Gibson rise, ma un po’ forzatamente. Capiva che nelle parole di Norden c’era una buona dose di verità. Le difficoltà e le spese enormi per affrontare i viaggi interplanetari, e il tempo che occorreva per trasferirsi da un pianeta all’altro rendevano inevitabili una certa incomprensione e una certa intolleranza fra Terra e Marte. Si augurò che quando i trasporti fossero diventati più veloci queste barriere psicologiche sarebbero cadute permettendo così ai due pianeti di essere più vicini nello spirito oltre che nello spazio di tempo.
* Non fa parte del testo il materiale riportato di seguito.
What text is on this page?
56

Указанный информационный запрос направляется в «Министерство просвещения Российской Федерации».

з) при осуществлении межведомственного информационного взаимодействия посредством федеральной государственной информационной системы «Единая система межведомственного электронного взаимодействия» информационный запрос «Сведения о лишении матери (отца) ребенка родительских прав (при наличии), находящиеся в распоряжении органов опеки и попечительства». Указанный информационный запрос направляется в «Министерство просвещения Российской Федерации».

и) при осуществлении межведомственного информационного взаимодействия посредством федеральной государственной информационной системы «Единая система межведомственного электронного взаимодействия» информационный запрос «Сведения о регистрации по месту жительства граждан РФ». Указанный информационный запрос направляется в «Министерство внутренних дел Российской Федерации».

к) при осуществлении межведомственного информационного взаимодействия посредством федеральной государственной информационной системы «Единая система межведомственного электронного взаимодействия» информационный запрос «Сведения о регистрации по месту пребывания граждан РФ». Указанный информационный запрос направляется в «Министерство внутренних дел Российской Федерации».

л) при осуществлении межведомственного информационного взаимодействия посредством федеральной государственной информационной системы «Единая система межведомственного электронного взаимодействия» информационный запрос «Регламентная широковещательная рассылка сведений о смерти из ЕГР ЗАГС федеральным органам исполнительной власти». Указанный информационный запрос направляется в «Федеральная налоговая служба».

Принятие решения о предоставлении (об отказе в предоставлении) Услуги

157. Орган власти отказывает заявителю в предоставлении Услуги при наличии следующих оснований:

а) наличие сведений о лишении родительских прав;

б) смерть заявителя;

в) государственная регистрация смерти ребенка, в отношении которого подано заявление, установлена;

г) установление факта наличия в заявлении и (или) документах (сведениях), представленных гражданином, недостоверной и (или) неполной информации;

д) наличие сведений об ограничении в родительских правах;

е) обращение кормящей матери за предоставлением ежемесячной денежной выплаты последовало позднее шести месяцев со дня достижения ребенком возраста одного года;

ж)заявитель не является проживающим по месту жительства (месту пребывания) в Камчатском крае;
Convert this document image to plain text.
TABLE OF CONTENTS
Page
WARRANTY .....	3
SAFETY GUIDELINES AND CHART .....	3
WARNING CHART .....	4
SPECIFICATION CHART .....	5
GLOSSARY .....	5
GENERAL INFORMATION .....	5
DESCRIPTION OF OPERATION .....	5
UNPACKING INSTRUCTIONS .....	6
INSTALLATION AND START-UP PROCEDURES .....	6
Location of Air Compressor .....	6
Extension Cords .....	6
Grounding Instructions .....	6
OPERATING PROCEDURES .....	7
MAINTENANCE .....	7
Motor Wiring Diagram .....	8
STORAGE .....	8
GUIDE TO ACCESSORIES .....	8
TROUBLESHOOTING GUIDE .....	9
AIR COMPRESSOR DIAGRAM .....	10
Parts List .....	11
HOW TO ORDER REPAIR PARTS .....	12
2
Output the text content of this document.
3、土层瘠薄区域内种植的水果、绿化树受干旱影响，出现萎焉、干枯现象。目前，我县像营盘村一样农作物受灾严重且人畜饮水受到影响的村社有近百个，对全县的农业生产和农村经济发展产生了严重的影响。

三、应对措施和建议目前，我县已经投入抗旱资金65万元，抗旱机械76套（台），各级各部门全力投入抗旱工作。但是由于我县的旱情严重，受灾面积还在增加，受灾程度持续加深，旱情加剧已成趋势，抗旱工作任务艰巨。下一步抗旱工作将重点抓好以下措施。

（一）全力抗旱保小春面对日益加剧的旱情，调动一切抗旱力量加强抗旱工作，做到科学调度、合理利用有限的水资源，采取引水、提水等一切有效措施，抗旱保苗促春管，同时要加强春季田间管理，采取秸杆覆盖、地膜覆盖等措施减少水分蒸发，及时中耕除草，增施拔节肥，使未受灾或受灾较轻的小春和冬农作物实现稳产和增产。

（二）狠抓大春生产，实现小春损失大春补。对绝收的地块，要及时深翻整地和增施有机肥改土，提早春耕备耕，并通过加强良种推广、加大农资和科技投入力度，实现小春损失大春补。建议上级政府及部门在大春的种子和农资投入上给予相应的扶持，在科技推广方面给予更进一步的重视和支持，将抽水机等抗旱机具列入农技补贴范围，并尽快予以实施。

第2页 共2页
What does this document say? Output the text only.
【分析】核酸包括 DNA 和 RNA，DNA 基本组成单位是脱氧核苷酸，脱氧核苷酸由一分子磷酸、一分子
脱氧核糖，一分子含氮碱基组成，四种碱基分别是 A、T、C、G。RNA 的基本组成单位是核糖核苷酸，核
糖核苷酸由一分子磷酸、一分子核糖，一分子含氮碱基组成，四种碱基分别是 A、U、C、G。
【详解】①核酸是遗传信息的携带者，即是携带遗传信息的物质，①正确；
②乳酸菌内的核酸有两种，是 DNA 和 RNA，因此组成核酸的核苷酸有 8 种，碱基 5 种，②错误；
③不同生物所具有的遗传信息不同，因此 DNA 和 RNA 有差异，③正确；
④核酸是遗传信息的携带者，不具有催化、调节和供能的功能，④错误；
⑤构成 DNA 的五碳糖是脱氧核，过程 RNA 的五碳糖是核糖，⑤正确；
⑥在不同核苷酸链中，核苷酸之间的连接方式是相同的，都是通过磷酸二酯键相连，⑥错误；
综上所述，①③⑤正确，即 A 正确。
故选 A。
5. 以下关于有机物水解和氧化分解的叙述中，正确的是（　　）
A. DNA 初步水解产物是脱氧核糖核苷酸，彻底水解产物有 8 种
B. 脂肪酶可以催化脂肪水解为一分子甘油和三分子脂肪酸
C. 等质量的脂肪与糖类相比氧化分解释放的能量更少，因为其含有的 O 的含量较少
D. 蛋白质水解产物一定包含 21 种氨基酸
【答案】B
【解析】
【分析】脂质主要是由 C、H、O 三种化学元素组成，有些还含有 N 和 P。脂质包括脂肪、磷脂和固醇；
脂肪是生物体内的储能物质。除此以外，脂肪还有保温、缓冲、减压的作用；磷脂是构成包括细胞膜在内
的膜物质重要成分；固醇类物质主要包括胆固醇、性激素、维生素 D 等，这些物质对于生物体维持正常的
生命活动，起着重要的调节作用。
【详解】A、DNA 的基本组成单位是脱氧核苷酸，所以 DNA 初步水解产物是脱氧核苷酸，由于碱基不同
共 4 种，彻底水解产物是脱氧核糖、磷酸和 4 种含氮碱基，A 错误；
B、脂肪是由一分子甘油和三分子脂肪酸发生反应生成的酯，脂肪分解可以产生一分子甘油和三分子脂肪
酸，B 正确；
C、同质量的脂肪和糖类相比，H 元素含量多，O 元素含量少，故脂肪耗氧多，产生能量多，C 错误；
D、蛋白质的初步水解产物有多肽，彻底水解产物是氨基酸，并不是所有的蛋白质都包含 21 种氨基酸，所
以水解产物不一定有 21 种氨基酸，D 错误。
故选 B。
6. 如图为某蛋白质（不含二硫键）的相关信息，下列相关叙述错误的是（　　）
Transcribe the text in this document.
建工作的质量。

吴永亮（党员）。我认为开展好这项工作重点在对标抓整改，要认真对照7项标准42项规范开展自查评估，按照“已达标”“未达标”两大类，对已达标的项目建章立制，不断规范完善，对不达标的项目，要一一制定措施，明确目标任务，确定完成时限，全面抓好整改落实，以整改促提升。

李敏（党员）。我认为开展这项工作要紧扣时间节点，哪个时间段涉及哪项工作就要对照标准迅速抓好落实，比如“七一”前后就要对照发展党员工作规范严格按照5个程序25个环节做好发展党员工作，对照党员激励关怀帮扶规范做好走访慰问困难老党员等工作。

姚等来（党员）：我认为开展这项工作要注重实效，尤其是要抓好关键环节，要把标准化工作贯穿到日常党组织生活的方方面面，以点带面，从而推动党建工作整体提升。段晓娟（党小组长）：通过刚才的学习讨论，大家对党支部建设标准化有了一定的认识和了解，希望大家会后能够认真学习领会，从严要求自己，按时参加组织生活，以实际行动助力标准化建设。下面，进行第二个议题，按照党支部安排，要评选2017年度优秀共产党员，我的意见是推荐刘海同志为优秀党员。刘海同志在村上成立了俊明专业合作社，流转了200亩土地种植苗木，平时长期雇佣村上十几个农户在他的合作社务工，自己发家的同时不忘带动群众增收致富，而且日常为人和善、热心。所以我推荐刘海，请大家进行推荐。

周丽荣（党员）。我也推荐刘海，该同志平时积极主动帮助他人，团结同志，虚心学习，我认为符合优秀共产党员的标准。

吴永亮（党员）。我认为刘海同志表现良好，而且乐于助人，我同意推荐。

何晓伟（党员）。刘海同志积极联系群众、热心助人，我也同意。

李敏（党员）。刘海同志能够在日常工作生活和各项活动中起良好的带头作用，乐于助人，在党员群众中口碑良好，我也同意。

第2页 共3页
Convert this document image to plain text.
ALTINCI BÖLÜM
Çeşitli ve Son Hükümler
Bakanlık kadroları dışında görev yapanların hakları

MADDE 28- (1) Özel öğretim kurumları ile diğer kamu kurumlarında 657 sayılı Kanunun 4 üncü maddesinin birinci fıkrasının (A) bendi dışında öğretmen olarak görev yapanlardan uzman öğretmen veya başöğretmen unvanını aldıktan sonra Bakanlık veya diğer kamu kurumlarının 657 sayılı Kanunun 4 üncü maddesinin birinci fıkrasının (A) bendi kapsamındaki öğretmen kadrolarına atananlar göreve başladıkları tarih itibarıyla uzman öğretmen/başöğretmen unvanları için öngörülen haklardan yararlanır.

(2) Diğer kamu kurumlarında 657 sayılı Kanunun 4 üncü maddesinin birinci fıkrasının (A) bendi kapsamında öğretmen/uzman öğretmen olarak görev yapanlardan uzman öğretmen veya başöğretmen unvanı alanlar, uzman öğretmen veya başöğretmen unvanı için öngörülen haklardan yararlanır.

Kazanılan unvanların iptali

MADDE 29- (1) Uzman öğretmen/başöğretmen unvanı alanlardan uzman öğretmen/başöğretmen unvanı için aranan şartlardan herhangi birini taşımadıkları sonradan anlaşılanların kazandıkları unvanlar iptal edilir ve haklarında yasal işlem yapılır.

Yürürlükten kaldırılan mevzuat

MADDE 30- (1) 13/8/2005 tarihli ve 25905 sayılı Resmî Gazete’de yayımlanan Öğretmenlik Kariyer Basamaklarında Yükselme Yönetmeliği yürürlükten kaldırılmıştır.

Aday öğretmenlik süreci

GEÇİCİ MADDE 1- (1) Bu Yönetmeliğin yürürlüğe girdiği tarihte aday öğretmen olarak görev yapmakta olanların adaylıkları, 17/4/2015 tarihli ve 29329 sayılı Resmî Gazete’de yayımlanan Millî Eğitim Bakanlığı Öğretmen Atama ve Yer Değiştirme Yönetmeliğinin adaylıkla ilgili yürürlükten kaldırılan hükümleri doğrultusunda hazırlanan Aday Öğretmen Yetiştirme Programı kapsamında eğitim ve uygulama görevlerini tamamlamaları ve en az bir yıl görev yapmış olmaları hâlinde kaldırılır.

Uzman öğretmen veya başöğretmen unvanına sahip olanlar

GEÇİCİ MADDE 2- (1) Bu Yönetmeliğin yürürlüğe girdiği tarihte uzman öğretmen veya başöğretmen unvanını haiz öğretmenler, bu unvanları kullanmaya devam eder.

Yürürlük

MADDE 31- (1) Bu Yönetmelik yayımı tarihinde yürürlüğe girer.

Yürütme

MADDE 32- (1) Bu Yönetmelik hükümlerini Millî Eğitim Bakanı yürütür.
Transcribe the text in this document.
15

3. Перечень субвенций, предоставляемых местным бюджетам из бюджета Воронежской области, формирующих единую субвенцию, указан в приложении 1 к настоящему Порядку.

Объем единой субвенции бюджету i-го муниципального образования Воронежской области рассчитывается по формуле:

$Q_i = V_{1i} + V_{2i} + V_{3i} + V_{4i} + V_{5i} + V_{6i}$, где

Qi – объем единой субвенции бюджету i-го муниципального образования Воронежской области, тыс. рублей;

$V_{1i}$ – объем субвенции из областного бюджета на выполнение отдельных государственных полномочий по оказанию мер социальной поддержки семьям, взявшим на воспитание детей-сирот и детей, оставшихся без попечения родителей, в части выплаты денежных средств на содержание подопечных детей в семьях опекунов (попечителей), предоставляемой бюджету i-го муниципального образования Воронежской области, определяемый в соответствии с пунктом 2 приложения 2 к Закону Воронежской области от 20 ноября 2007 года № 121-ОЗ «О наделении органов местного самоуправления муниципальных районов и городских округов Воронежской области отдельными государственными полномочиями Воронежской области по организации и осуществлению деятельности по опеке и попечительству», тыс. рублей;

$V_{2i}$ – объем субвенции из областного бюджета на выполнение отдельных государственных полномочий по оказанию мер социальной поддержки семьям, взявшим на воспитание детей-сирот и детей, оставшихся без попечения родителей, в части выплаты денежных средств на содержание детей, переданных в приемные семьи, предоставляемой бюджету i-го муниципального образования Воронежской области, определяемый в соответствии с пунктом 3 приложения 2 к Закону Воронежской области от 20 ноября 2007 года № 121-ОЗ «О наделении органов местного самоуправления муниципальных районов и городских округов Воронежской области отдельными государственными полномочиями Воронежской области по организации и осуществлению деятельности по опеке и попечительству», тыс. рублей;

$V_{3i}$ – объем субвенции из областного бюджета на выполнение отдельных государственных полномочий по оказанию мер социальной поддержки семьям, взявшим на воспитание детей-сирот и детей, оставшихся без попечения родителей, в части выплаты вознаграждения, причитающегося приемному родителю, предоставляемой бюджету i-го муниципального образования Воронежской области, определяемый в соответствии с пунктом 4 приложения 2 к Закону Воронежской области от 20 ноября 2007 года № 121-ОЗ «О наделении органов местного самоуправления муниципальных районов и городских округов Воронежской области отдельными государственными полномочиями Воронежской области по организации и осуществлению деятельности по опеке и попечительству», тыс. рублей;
Intanto erano arrivati al compartimento stagno, e stavano aspettando il mezzo che avrebbe dovuto trasportare Norden alla pista di decollo. Gli altri componenti dell’equipaggio l’avevano già salutato e ormai erano in viaggio per Deimos. Jimmy aveva avuto il permesso speciale di partire il giorno dopo con Hadfield e Irene. Certo, la posizione di Jimmy era mutata parecchio da quando l’Ares aveva lasciato la Terra, pensò Gibson alquanto divertito. E si chiese sino a che punto Norden sarebbe riuscito a farlo sgobbare durante il viaggio di ritorno.